- Founded: 2011
- Ideology: Pan-Africanism African socialism Social democracy Liberalism
- Political position: Centre-left to left-wing
- Seats in the Senate: 0 / 30
- Seats in the House: 1 / 73

= National Democratic Coalition (Liberia) =

The National Democratic Coalition (NDC) is a coalition of Liberian political parties formed in 2011 to contest the 2011 presidential and legislative elections.

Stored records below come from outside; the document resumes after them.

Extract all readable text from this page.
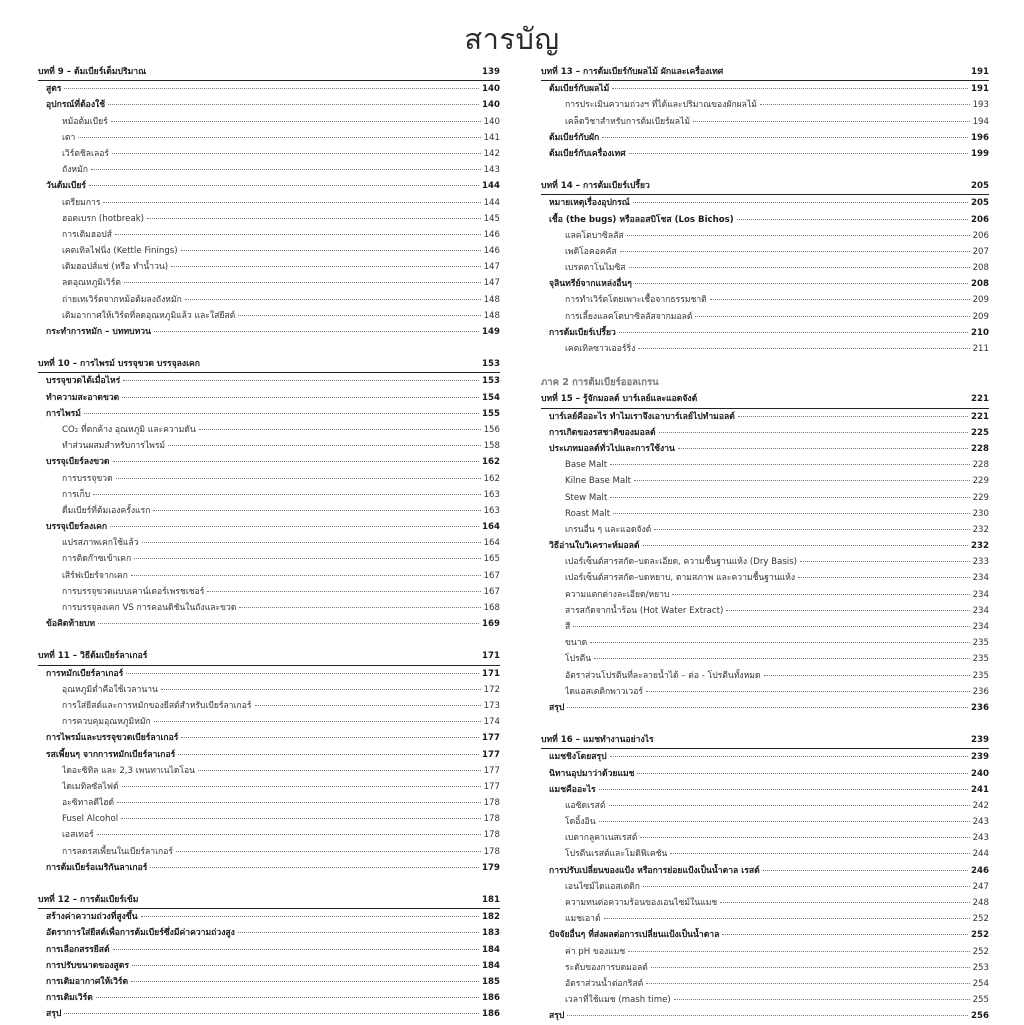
สารบัญ
บทที่ 9 – ต้มเบียร์เต็มปริมาณ	139
สูตร	140
อุปกรณ์ที่ต้องใช้	140
หม้อต้มเบียร์	140
เตา	141
เวิร์ตชิลเลอร์	142
ถังหมัก	143
วันต้มเบียร์	144
เตรียมการ	144
ฮอตเบรก (hotbreak)	145
การเติมฮอปส์	146
เคตเทิลไฟนิ่ง (Kettle Finings)	146
เติมฮอปส์แช่ (หรือ ทำน้ำวน)	147
ลดอุณหภูมิเวิร์ต	147
ถ่ายเทเวิร์ตจากหม้อต้มลงถังหมัก	148
เติมอากาศให้เวิร์ตที่ลดอุณหภูมิแล้ว และใส่ยีสต์	148
กระทำการหมัก – บททบทวน	149
บทที่ 10 – การไพรม์ บรรจุขวด บรรจุลงเคก	153
บรรจุขวดได้เมื่อไหร่	153
ทำความสะอาดขวด	154
การไพรม์	155
CO₂ ที่ตกค้าง อุณหภูมิ และความดัน	156
ทำส่วนผสมสำหรับการไพรม์	158
บรรจุเบียร์ลงขวด	162
การบรรจุขวด	162
การเก็บ	163
ดื่มเบียร์ที่ต้มเองครั้งแรก	163
บรรจุเบียร์ลงเคก	164
แปรสภาพเคกใช้แล้ว	164
การติดก๊าซเข้าเคก	165
เสิร์ฟเบียร์จากเคก	167
การบรรจุขวดแบบเคาน์เตอร์เพรชเชอร์	167
การบรรจุลงเคก VS การคอนดิชันในถังและขวด	168
ข้อคิดท้ายบท	169
บทที่ 11 – วิธีต้มเบียร์ลาเกอร์	171
การหมักเบียร์ลาเกอร์	171
อุณหภูมิต่ำคือใช้เวลานาน	172
การใส่ยีสต์และการหมักของยีสต์สำหรับเบียร์ลาเกอร์	173
การควบคุมอุณหภูมิหมัก	174
การไพรม์และบรรจุขวดเบียร์ลาเกอร์	177
รสเพี้ยนๆ จากการหมักเบียร์ลาเกอร์	177
ไดอะซิทิล และ 2,3 เพนทาเนไดโอน	177
ไดเมทิลซัลไฟด์	177
อะซิทาลดีไฮด์	178
Fusel Alcohol	178
เอสเทอร์	178
การลดรสเพี้ยนในเบียร์ลาเกอร์	178
การต้มเบียร์อเมริกันลาเกอร์	179
บทที่ 12 – การต้มเบียร์เข้ม	181
สร้างค่าความถ่วงที่สูงขึ้น	182
อัตราการใส่ยีสต์เพื่อการต้มเบียร์ซึ่งมีค่าความถ่วงสูง	183
การเลือกสรรยีสต์	184
การปรับขนาดของสูตร	184
การเติมอากาศให้เวิร์ต	185
การเติมเวิร์ต	186
สรุป	186
บทที่ 13 – การต้มเบียร์กับผลไม้ ผักและเครื่องเทศ	191
ต้มเบียร์กับผลไม้	191
การประเมินความถ่วงฯ ที่ได้และปริมาณของผักผลไม้	193
เคล็ดวิชาสำหรับการต้มเบียร์ผลไม้	194
ต้มเบียร์กับผัก	196
ต้มเบียร์กับเครื่องเทศ	199
บทที่ 14 – การต้มเบียร์เปรี้ยว	205
หมายเหตุเรื่องอุปกรณ์	205
เชื้อ (the bugs) หรือลอสบิโชส (Los Bichos)	206
แลคโตบาซิลลัส	206
เพดิโอคอคคัส	207
เบรตตาโนไมซิส	208
จุลินทรีย์จากแหล่งอื่นๆ	208
การทำเวิร์ตโดยเพาะเชื้อจากธรรมชาติ	209
การเลี้ยงแลคโตบาซิลลัสจากมอลต์	209
การต้มเบียร์เปรี้ยว	210
เคตเทิลซาวเออร์ริ่ง	211
ภาค 2 การต้มเบียร์ออลเกรน
บทที่ 15 – รู้จักมอลต์ บาร์เลย์และแอดจังต์	221
บาร์เลย์คืออะไร ทำไมเราจึงเอาบาร์เลย์ไปทำมอลต์	221
การเกิดของรสชาติของมอลต์	225
ประเภทมอลต์ทั่วไปและการใช้งาน	228
Base Malt	228
Kilne Base Malt	229
Stew Malt	229
Roast Malt	230
เกรนอื่น ๆ และแอดจังต์	232
วิธีอ่านใบวิเคราะห์มอลต์	232
เปอร์เซ็นต์สารสกัด–บดละเอียด, ความชื้นฐานแห้ง (Dry Basis)	233
เปอร์เซ็นต์สารสกัด–บดหยาบ, ตามสภาพ และความชื้นฐานแห้ง	234
ความแตกต่างละเอียด/หยาบ	234
สารสกัดจากน้ำร้อน (Hot Water Extract)	234
สี	234
ขนาด	235
โปรตีน	235
อัตราส่วนโปรตีนที่ละลายน้ำได้ – ต่อ - โปรตีนทั้งหมด	235
ไดแอสเตติกพาวเวอร์	236
สรุป	236
บทที่ 16 – แมชทำงานอย่างไร	239
แมชชิงโดยสรุป	239
นิทานอุปมาว่าด้วยแมช	240
แมชคืออะไร	241
แอซิดเรสต์	242
โดอิ้งอิน	243
เบตากลูคาเนสเรสต์	243
โปรตีนเรสต์และโมดิฟิเคชัน	244
การปรับเปลี่ยนของแป้ง หรือการย่อยแป้งเป็นน้ำตาล เรสต์	246
เอนไซม์ไดแอสเตติก	247
ความทนต่อความร้อนของเอนไซม์ในแมช	248
แมชเอาต์	252
ปัจจัยอื่นๆ ที่ส่งผลต่อการเปลี่ยนแป้งเป็นน้ำตาล	252
ค่า pH ของแมช	252
ระดับของการบดมอลต์	253
อัตราส่วนน้ำต่อกริสต์	254
เวลาที่ใช้แมช (mash time)	255
สรุป	256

The original members of the coalition were the New Deal Movement (NDM), the National Patriotic Party (NPP), the National Democratic Party of Liberia (NDPL), the Liberian People's Party (LPP), the United People's Party (UPP), the Liberia Equal Rights Party (LERP), the Labor Party of Liberia (LPL). the Free Democratic Party (FDP), the Majority Party of Liberia (MAPOL) and the National Democratic Movement for Industrial Change (NADMIC).

On 12 February 2011, New Deal nominated Dew Mayson, a former Liberian ambassador and university professor, as its standard bearer, and NDC had been expected to nominate Mayson as its presidential candidate. However, New Deal suspended Mayson as its standard bearer on 6 July 2011 following for unspecified reasons, only to later reinstate him in less than a week later. Mayson later told reporters that there was an internal debate within the NDC over whether to contest the presidential election or to solely field candidates for the legislative elections. The day prior to the NDC's convention, the NPP and the NDPL withdrew from the coalition, and on 17 July, the remaining members of the coalition nominated Mayson as their presidential candidate.